Страница 26 из 53
Коробка с надписью «Пэт» мигом вылетает у меня из головы, я поворачиваюсь к маме, не прекращая крутить педали:
— Ты сердишься на меня? Я сделал что-то не так?
— Пэт, я на тебя не сержусь. А вот на твоего отца — да. У нас с ним вчера была долгая беседа, пока ты бегал. Несколько недель, возможно, придется нелегко, но в конце концов нам всем станет только лучше, я уверена.
Мелькает дикая, пугающая мысль.
— Мама, ты же не уходишь от нас?
— Нет, не ухожу. — Она смотрит мне в глаза, отчего я верю ей на все сто процентов. — Я бы никогда не оставила тебя, Пэт. Но сегодня я действительно уйду, потому что «Иглз» у меня уже в печенках сидят. С едой разберетесь сами.
— Куда ты пойдешь? — Я вращаю педали еще быстрее.
— Гулять, — отзывается мама, целует белый шрамик на моем мокром от пота лбу и уходит.
Я так переживаю из-за услышанного от мамы, что целый день ничего не ем, лишь воду пью и качаюсь. Матч «Иглз» начнется только в 16:15, поэтому устраиваю себе полноценную тренировку. Все это время я втайне надеюсь, что отец спустится ко мне в подвал и позовет смотреть предыдущую игру, которая начнется в час, — но тщетно.

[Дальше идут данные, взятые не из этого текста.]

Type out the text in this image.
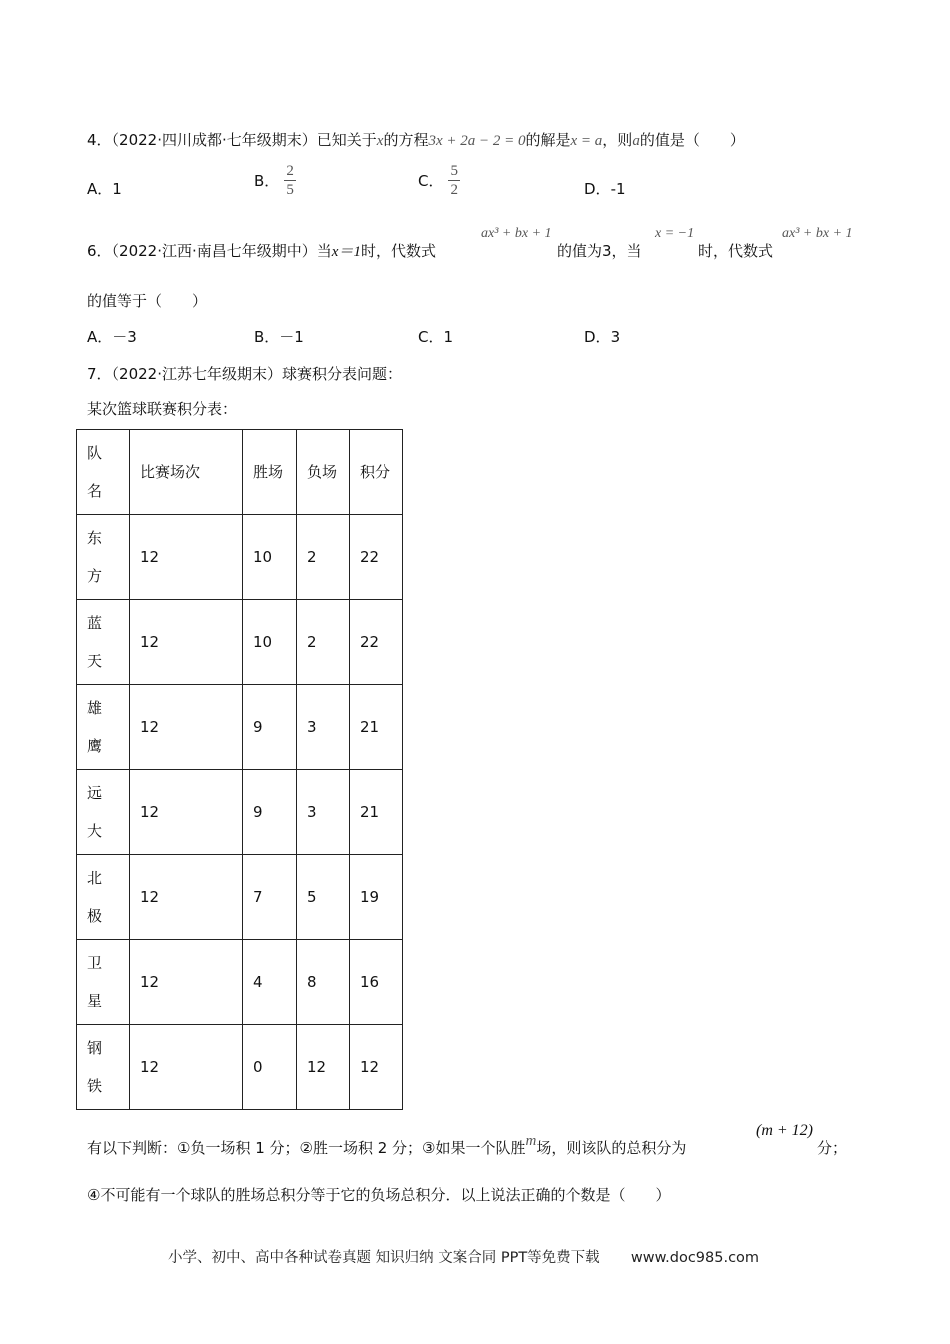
4．（2022·四川成都·七年级期末）已知关于x的方程3x + 2a − 2 = 0的解是x = a，则a的值是（　　）
A．1	B． $\frac{2}{5}$	C． $\frac{5}{2}$	D．-1
6．（2022·江西·南昌七年级期中）当x＝1时，代数式
ax³ + bx + 1
的值为3，当
x = −1
时，代数式
ax³ + bx + 1
的值等于（　　）
A．－3	B．－1	C．1	D．3
7．（2022·江苏七年级期末）球赛积分表问题：
某次篮球联赛积分表：
队
名	比赛场次	胜场	负场	积分

东
方	12	10	2	22

蓝
天	12	10	2	22

雄
鹰	12	9	3	21

远
大	12	9	3	21

北
极	12	7	5	19

卫
星	12	4	8	16

钢
铁	12	0	12	12
有以下判断：①负一场积 1 分；②胜一场积 2 分；③如果一个队胜m场，则该队的总积分为
(m + 12)
分；
④不可能有一个球队的胜场总积分等于它的负场总积分．以上说法正确的个数是（　　）
小学、初中、高中各种试卷真题 知识归纳 文案合同 PPT等免费下载 www.doc985.com
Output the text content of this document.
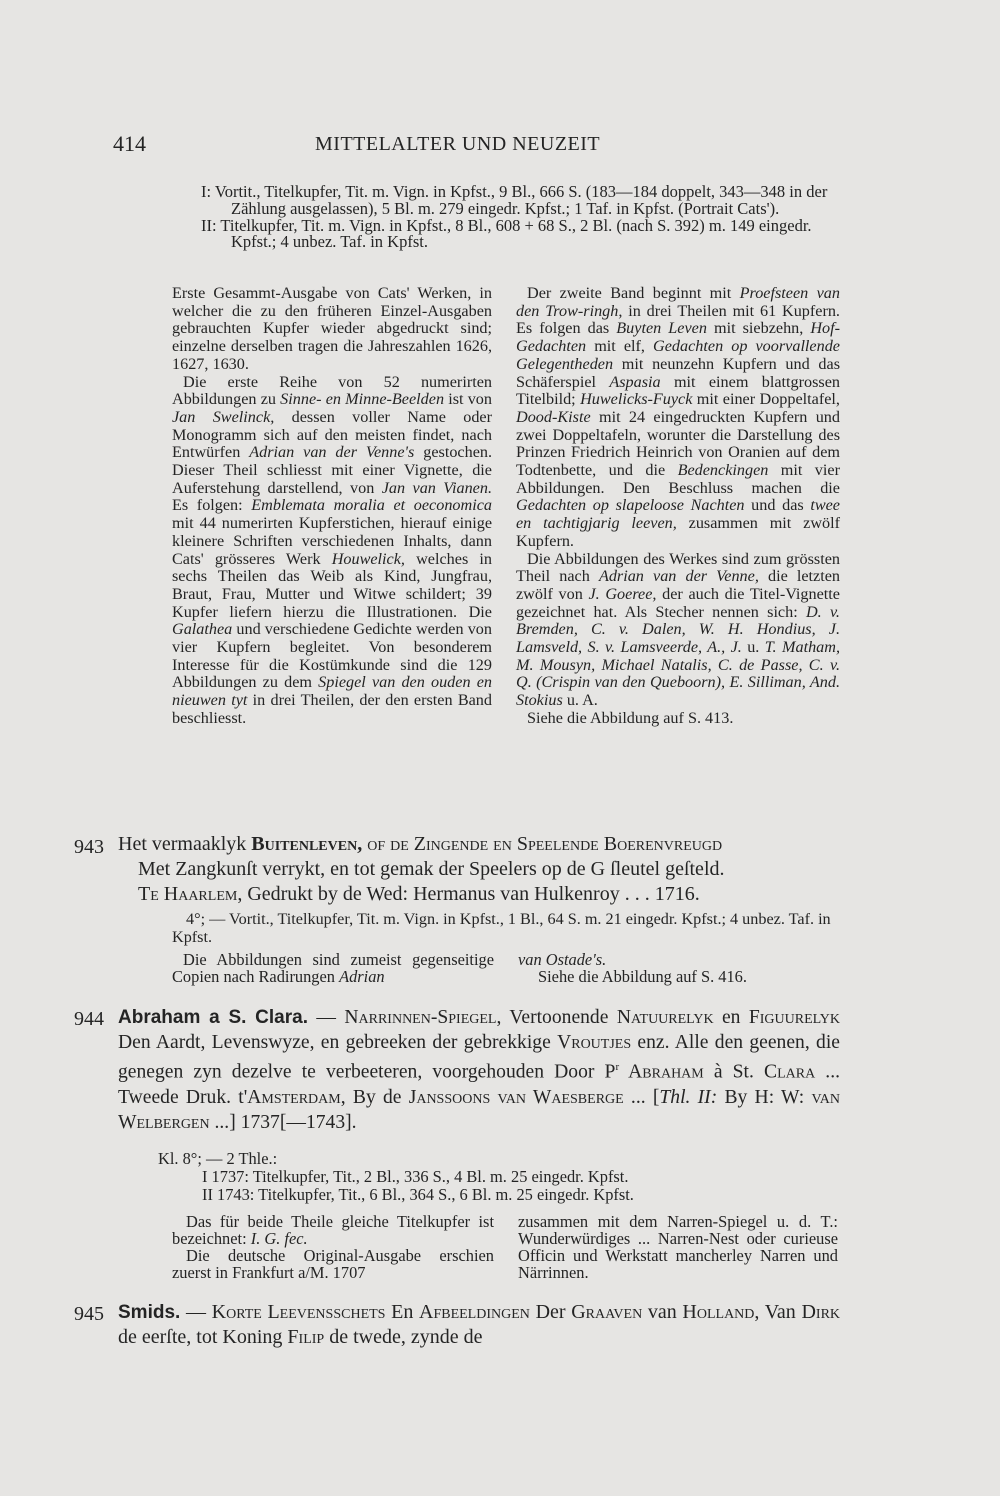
414	MITTELALTER UND NEUZEIT

I: Vortit., Titelkupfer, Tit. m. Vign. in Kpfst., 9 Bl., 666 S. (183—184 doppelt, 343—348 in der Zählung ausgelassen), 5 Bl. m. 279 eingedr. Kpfst.; 1 Taf. in Kpfst. (Portrait Cats').

II: Titelkupfer, Tit. m. Vign. in Kpfst., 8 Bl., 608 + 68 S., 2 Bl. (nach S. 392) m. 149 eingedr. Kpfst.; 4 unbez. Taf. in Kpfst.

Erste Gesammt-Ausgabe von Cats' Werken, in welcher die zu den früheren Einzel-Ausgaben gebrauchten Kupfer wieder abgedruckt sind; einzelne derselben tragen die Jahreszahlen 1626, 1627, 1630.

Die erste Reihe von 52 numerirten Abbildungen zu Sinne- en Minne-Beelden ist von Jan Swelinck, dessen voller Name oder Monogramm sich auf den meisten findet, nach Entwürfen Adrian van der Venne's gestochen. Dieser Theil schliesst mit einer Vignette, die Auferstehung darstellend, von Jan van Vianen. Es folgen: Emblemata moralia et oeconomica mit 44 numerirten Kupferstichen, hierauf einige kleinere Schriften verschiedenen Inhalts, dann Cats' grösseres Werk Houwelick, welches in sechs Theilen das Weib als Kind, Jungfrau, Braut, Frau, Mutter und Witwe schildert; 39 Kupfer liefern hierzu die Illustrationen. Die Galathea und verschiedene Gedichte werden von vier Kupfern begleitet. Von besonderem Interesse für die Kostümkunde sind die 129 Abbildungen zu dem Spiegel van den ouden en nieuwen tyt in drei Theilen, der den ersten Band beschliesst.

Der zweite Band beginnt mit Proefsteen van den Trow-ringh, in drei Theilen mit 61 Kupfern. Es folgen das Buyten Leven mit siebzehn, Hof-Gedachten mit elf, Gedachten op voorvallende Gelegentheden mit neunzehn Kupfern und das Schäferspiel Aspasia mit einem blattgrossen Titelbild; Huwelicks-Fuyck mit einer Doppeltafel, Dood-Kiste mit 24 eingedruckten Kupfern und zwei Doppeltafeln, worunter die Darstellung des Prinzen Friedrich Heinrich von Oranien auf dem Todtenbette, und die Bedenckingen mit vier Abbildungen. Den Beschluss machen die Gedachten op slapeloose Nachten und das twee en tachtigjarig leeven, zusammen mit zwölf Kupfern.

Die Abbildungen des Werkes sind zum grössten Theil nach Adrian van der Venne, die letzten zwölf von J. Goeree, der auch die Titel-Vignette gezeichnet hat. Als Stecher nennen sich: D. v. Bremden, C. v. Dalen, W. H. Hondius, J. Lamsveld, S. v. Lamsveerde, A., J. u. T. Matham, M. Mousyn, Michael Natalis, C. de Passe, C. v. Q. (Crispin van den Queboorn), E. Silliman, And. Stokius u. A.

Siehe die Abbildung auf S. 413.

943 Het vermaaklyk Buitenleven, of de Zingende en Speelende Boerenvreugd

Met Zangkunſt verrykt, en tot gemak der Speelers op de G ſleutel geſteld.

Te Haarlem, Gedrukt by de Wed: Hermanus van Hulkenroy . . . 1716.

4°; — Vortit., Titelkupfer, Tit. m. Vign. in Kpfst., 1 Bl., 64 S. m. 21 eingedr. Kpfst.; 4 unbez. Taf. in Kpfst.
Die Abbildungen sind zumeist gegenseitige Copien nach Radirungen Adrian

van Ostade's.

Siehe die Abbildung auf S. 416.

944 Abraham a S. Clara. — Narrinnen-Spiegel, Vertoonende Natuurelyk en Figuurelyk Den Aardt, Levenswyze, en gebreeken der gebrekkige Vroutjes enz. Alle den geenen, die genegen zyn dezelve te verbeeteren, voorgehouden Door $P^r$ Abraham à St. Clara ... Tweede Druk. t'Amsterdam, By de Janssoons van Waesberge ... [Thl. II: By H: W: van Welbergen ...] 1737[—1743].

Kl. 8°; — 2 Thle.:

I 1737: Titelkupfer, Tit., 2 Bl., 336 S., 4 Bl. m. 25 eingedr. Kpfst.

II 1743: Titelkupfer, Tit., 6 Bl., 364 S., 6 Bl. m. 25 eingedr. Kpfst.

Das für beide Theile gleiche Titelkupfer ist bezeichnet: I. G. fec.

Die deutsche Original-Ausgabe erschien zuerst in Frankfurt a/M. 1707

zusammen mit dem Narren-Spiegel u. d. T.: Wunderwürdiges ... Narren-Nest oder curieuse Officin und Werkstatt mancherley Narren und Närrinnen.
945 Smids. — Korte Leevensschets En Afbeeldingen Der Graaven van Holland, Van Dirk de eerſte, tot Koning Filip de twede, zynde de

В середине дня я поднимаюсь в дом, на секунду задерживаюсь у дивана.
— Папа? Папа?
Он упорно глядит в телевизор, не обращая на меня внимания, а я даже не поднимаю глаз на экран, чтобы узнать, кто играет, — слишком взволнован мамиными словами. Надеваю мешок для мусора и выхожу на улицу. Мне нужно хоть с кем-то поговорить, одна надежда на Тиффани. Но вот уже целых пятнадцать минут я разминаюсь, а она все не показывается. В итоге бегу один. Забавно: когда я желаю бегать в одиночестве, Тиффани тут как тут, а именно сегодня взяла и не пришла.
Очень хочется есть, и с каждым шагом желудок болит все сильнее, но боль мне только в радость, ведь она означает, что я теряю вес, а за последнюю неделю я, кажется, набрал лишку, особенно после пива, которое мы с Джейком пили в прошлые выходные. Это наводит на мысль о том, что после проигрыша «Иглз» я больше не разговаривал с Джейком. Интересно, приедет ли он сегодня смотреть матч вместе с нами?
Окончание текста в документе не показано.